Marmaris’te, kapasitesi artırılmak istenen marina projesinin ÇED süreci Bodrum Müzesi’nin uyarısına rağmen sürüyor. Bölgedeki tarihi eserlerin varlığının ise çok önceden bilindiği ortaya çıktı.

Karacasöğüt’te skandallar bitmiyor

Alandaki arkeolojik eserlere rağmen yapımında ısrar edilen Muğla’nın Marmaris ilçesi Karacasöğüt Koyu’ndaki marina projesi, skandal kararlarla gündeme gelmeye devam ediyor. Tarihi buluntuların olduğu alanda inceleme yapan Bodrum Müzesi, çalışmalar sonuçlanıncaya kadar “inşai ve fiziki uygulamaya gidilmemesi” için ilgili kuruluşlara yazı gönderirken, Çevre, Şehircilik ve İklim Değişikliği Bakanlığı ise Danıştay kararına rağmen söz konusu proje için Çevresel Etki Değerlendirmesi (ÇED) gerekli değildir kararı almaya devam ediyor.
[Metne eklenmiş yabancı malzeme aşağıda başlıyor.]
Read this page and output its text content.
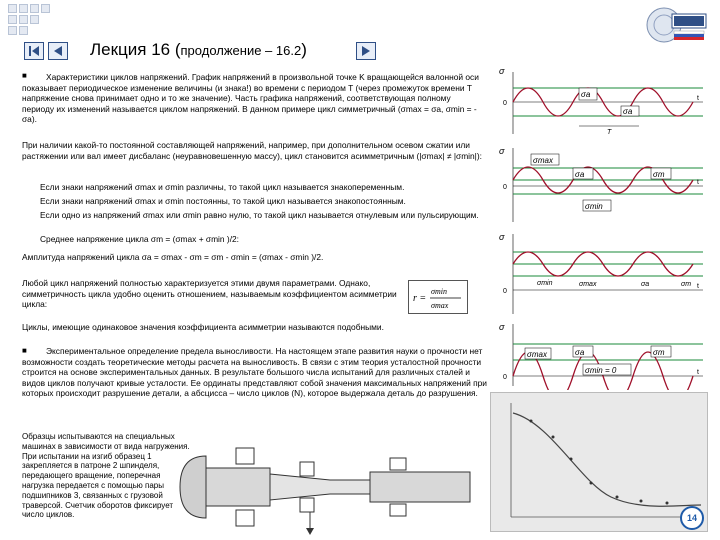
Лекция 16 (продолжение – 16.2)
■	Характеристики циклов напряжений. График напряжений в произвольной точке K вращающейся валонной оси показывает периодическое изменение величины (и знака!) во времени с периодом T (через промежуток времени T напряжение снова принимает одно и то же значение). Часть графика напряжений, соответствующая полному периоду их изменений называется циклом напряжений. В данном примере цикл симметричный (σmax = σa, σmin = - σa).
При наличии какой-то постоянной составляющей напряжений, например, при дополнительном осевом сжатии или растяжении или вал имеет дисбаланс (неуравновешенную массу), цикл становится асимметричным (|σmax| ≠ |σmin|):
Если знаки напряжений σmax и σmin различны, то такой цикл называется знакопеременным.
Если знаки напряжений σmax и σmin постоянны, то такой цикл называется знакопостоянным.
Если одно из напряжений σmax или σmin равно нулю, то такой цикл называется отнулевым или пульсирующим.
Среднее напряжение цикла σm = (σmax + σmin )/2:
Амплитуда напряжений цикла σa = σmax - σm = σm - σmin = (σmax - σmin )/2.
Любой цикл напряжений полностью характеризуется этими двумя параметрами. Однако, симметричность цикла удобно оценить отношением, называемым коэффициентом асимметрии цикла:	r =
σmin
σmax
Циклы, имеющие одинаковое значения коэффициента асимметрии называются подобными.
■	Экспериментальное определение предела выносливости. На настоящем этапе развития науки о прочности нет возможности создать теоретические методы расчета на выносливость. В связи с этим теория усталостной прочности строится на основе экспериментальных данных. В результате большого числа испытаний для различных сталей и видов циклов получают кривые усталости. Ее ординаты представляют собой значения максимальных напряжений при которых происходит разрушение детали, а абсцисса – число циклов (N), которое выдержала деталь до разрушения.
Образцы испытываются на специальных машинах в зависимости от вида нагружения. При испытании на изгиб образец 1 закрепляется в патроне 2 шпинделя, передающего вращение, поперечная нагрузка передается с помощью пары подшипников 3, связанных с грузовой траверсой. Счетчик оборотов фиксирует число циклов.
σ
0
t
σa
σa
T
σ
0
t
σmax
σa	σm
σmin
σ
0
t
σmin	σmax	σa	σm
σ
0
t
σmax	σa	σm
σmin = 0
14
Mevcut yat yanaşma tesislerinin kapasitesini üç kat artırmayı planlayan proje, Muğla Çevre Platformu, Marmaris Kent Konseyi ve Karacasöğüt Mahallesi sakinlerinin itirazlarıyla gündeme gelmişti. 2022 yılında Sualtı Araştırmaları Derneği (SAD), bölgenin ekolojik ve arkeolojik değerini gösteren bir rapor hazırladı. Rapor Bodrum Sualtı Arkeoloji Müzesi Müdürlüğü’ne iletildi, Müze de bölgeye ekiplerini gönderdi. Müze ekiplerince yapılan inceleme SAD’ın raporunu ve itirazları doğruladı. Müze Müdürlüğü de Muğla Çevre, Şehircilik ve İklim Değişikliği İl Müdürlüğü’ne inşa faaliyetlerine gidilmemesi, Sahil Güvenlik Güney Ege Grup Komutanlığı’na da bölgenin korunması için yazı gönderdi. Çevre Bakanlığı Muğla İl Müdürlüğü ise arkeolojik eserlere ve ekolojik açıdan büyük önem taşıyan deniz çayırlarının varlığına rağmen, Karacasöğüt Koyu’ndaki yat yanaşma tesisinin kapasitesini artırmak isteyen Global Marin şirketinin talebine “ÇED gerekli değildir” kararı vererek adeta talana yeşil ışık yaktı.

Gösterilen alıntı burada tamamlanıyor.